Los efectos placebo operan a través de vías neurobiológicas tangibles. Las tomografías por emisión de positrones (PET) de pacientes que reciben analgesia placebo muestran disminución de actividad en regiones cerebrales de procesamiento del dolor y mayor unión de opioides endógenos. El cuerpo literalmente libera sus propios analgésicos —endorfinas y encefalinas— cuando espera alivio. Son las mismas moléculas activadas por la morfina; los pacientes logran supresión del dolor tipo opiáceo solo mediante placebo.
La dopamina responde de forma similar al placebo. Los pacientes con enfermedad de Parkinson que reciben medicación placebo muestran liberación de dopamina en el estriado (medida mediante PET), en comparación con controles con suero salino. Este cambio neuroquímico se correlaciona con la mejora de síntomas. Las expectativas literalmente alteran la química cerebral.
El SII ejemplifica el notable poder del placebo. Los estudios muestran que el 40 % de los pacientes con SII mejoran con placebo en ensayos aleatorizados. Esto no es engaño: las respuestas al tratamiento activo rara vez superan el 60 %. La respuesta al placebo es biológicamente genuina, no imaginaria.
La investigación de Kaptchuk con placebos abiertos desafió suposiciones fundamentales. Los pacientes con SII se dividieron aleatoriamente en tres grupos: control sin tratamiento, placebo ciego, placebo abierto (con explicación de que los placebos activan mecanismos de curación corporales).

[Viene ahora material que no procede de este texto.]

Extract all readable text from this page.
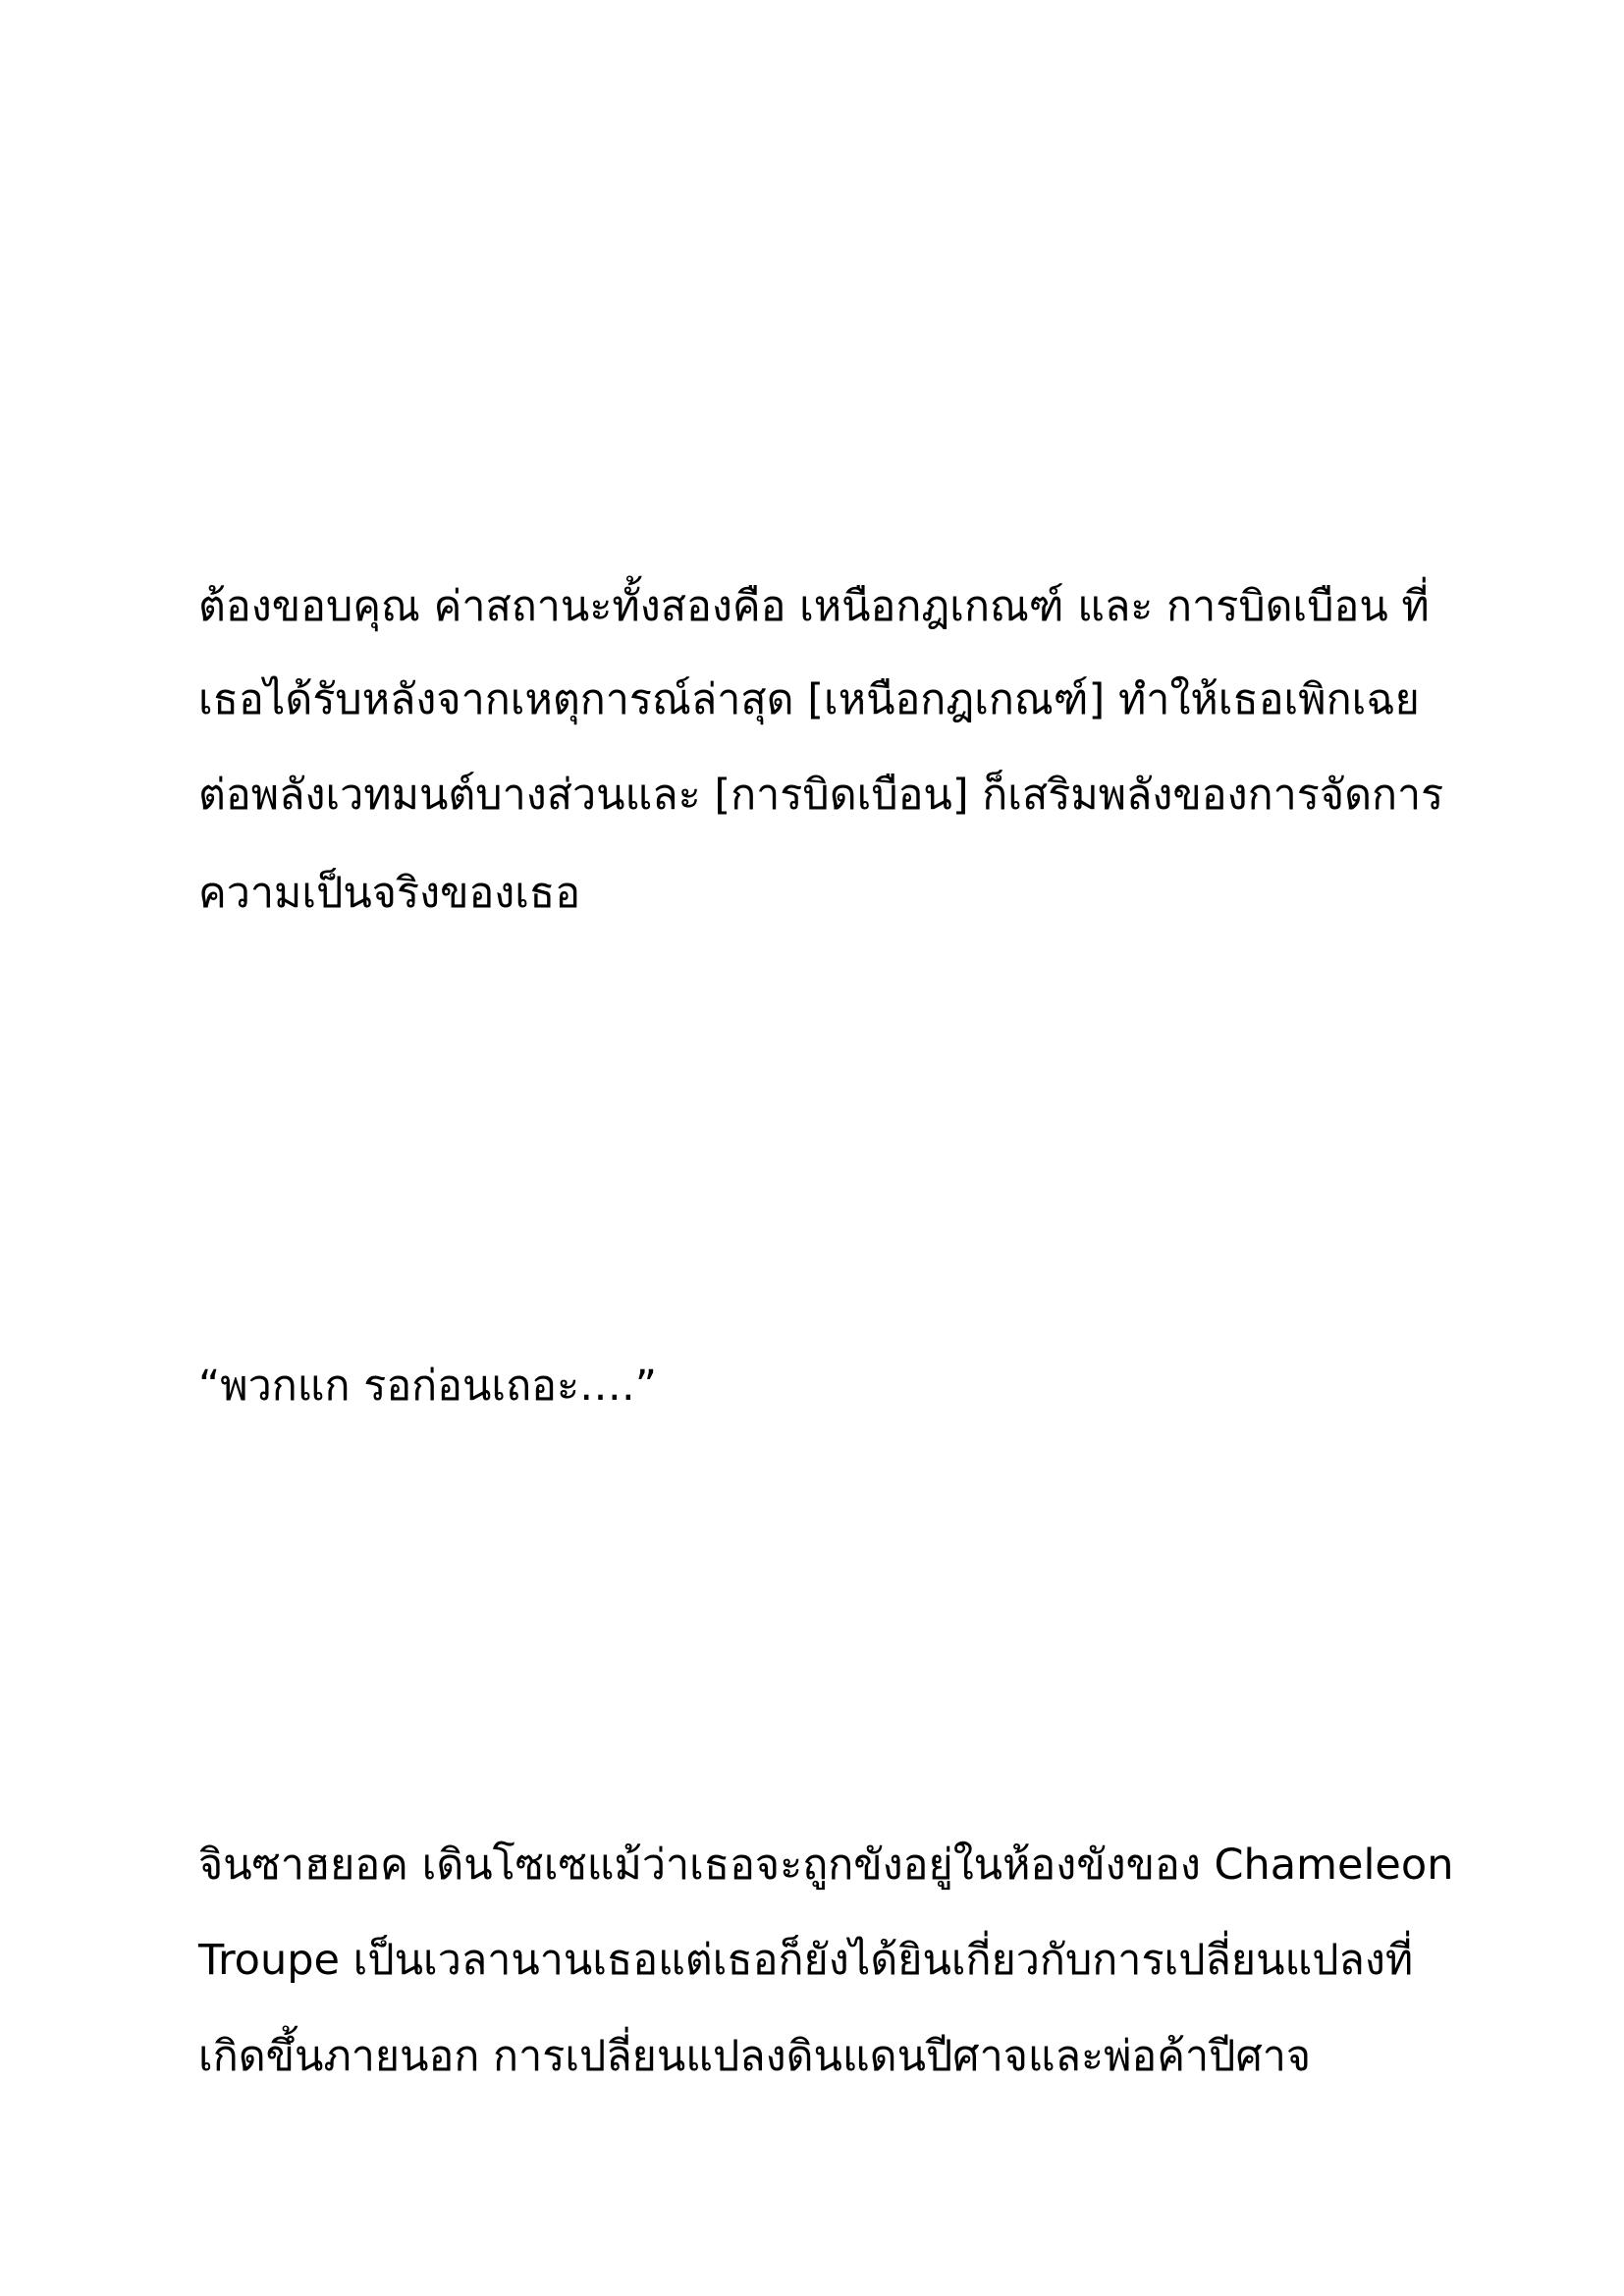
ต้องขอบคุณ ค่าสถานะทั้งสองคือ เหนือกฎเกณฑ์ และ การบิดเบือน ที่
เธอได้รับหลังจากเหตุการณ์ล่าสุด [เหนือกฎเกณฑ์] ทำให้เธอเพิกเฉย
ต่อพลังเวทมนต์บางส่วนและ [การบิดเบือน] ก็เสริมพลังของการจัดการ
ความเป็นจริงของเธอ
“พวกแก รอก่อนเถอะ….”
จินซาฮยอค เดินโซเซแม้ว่าเธอจะถูกขังอยู่ในห้องขังของ Chameleon
Troupe เป็นเวลานานเธอแต่เธอก็ยังได้ยินเกี่ยวกับการเปลี่ยนแปลงที่
เกิดขึ้นภายนอก การเปลี่ยนแปลงดินแดนปีศาจและพ่อค้าปีศาจ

El placebo abierto igualó al placebo ciego en la reducción de síntomas y superó al control sin tratamiento. Pacientes a los que se les dijo explícitamente que recibían pastillas inertes experimentaron beneficio fisiológico real.
¿Cómo puede el conocimiento consciente de la inercia del placebo no eliminar el beneficio? Operan múltiples mecanismos: (1) condicionamiento: las asociaciones previas entre pastillas y alivio persisten inconscientemente; (2) expectativa: incluso sabiendo que el placebo es inerte, esperar mejora activa la dopamina y las endorfinas; (3) ritual terapéutico: la atención, el tiempo y el cuidado que rodean la administración de una pastilla proporcionan apoyo psicológico real; (4) regresión a la media: los síntomas crónicos fluctúan naturalmente; la toma de placebo a menudo ocurre durante la remisión de síntomas.
El nocebo —el fenómeno opuesto— lo demuestra. Informar a los pacientes de que una pastilla puede causar efectos secundarios produce síntomas genuinos. El nocebo en los ensayos de mialgia por estatinas: los pacientes informados sobre los riesgos de dolor muscular reportan más quejas de dolor (incluso con placebo), lo que potencialmente lleva a la suspensión innecesaria de las estatinas.
Los clínicos explotan los efectos placebo de forma ética mediante varias estrategias: (1) maximizar el ritual terapéutico (buena relación médico-paciente, explicaciones claras, consulta de alta calidad); (2) manejar las expectativas cuidadosamente (pronósticos honestos equilibrados con optimismo); (3) placebos abiertos (con eficacia demostrada para SII, depresión, migraña). De hecho, la investigación muestra que los placebos abiertos pueden prescribirse como tratamiento médico, no como engaño.
La investigación del microbioma ignora en gran medida los efectos placebo, pero debería tenerlos en cuenta. Un ensayo con probióticos que compara una cepa activa con placebo debe reconocer que las tasas de respuesta al placebo del 30-40 % en estudios de síntomas intestinales crean condiciones «ruidosas». Se necesitan tamaños muestrales más grandes para detectar el tratamiento activo por encima de la línea basal del placebo. Parte de la respuesta al placebo refleja regresión a la media (los pacientes se inscriben durante un brote de síntomas y mejoran naturalmente); parte refleja cambios en el eje intestino-cerebro impulsados por la expectativa; parte refleja el ritual terapéutico.
Comprender los mecanismos del placebo no es desestimar los tratamientos, sino reconocer que la interconexión mente-cuerpo es profunda y tratable.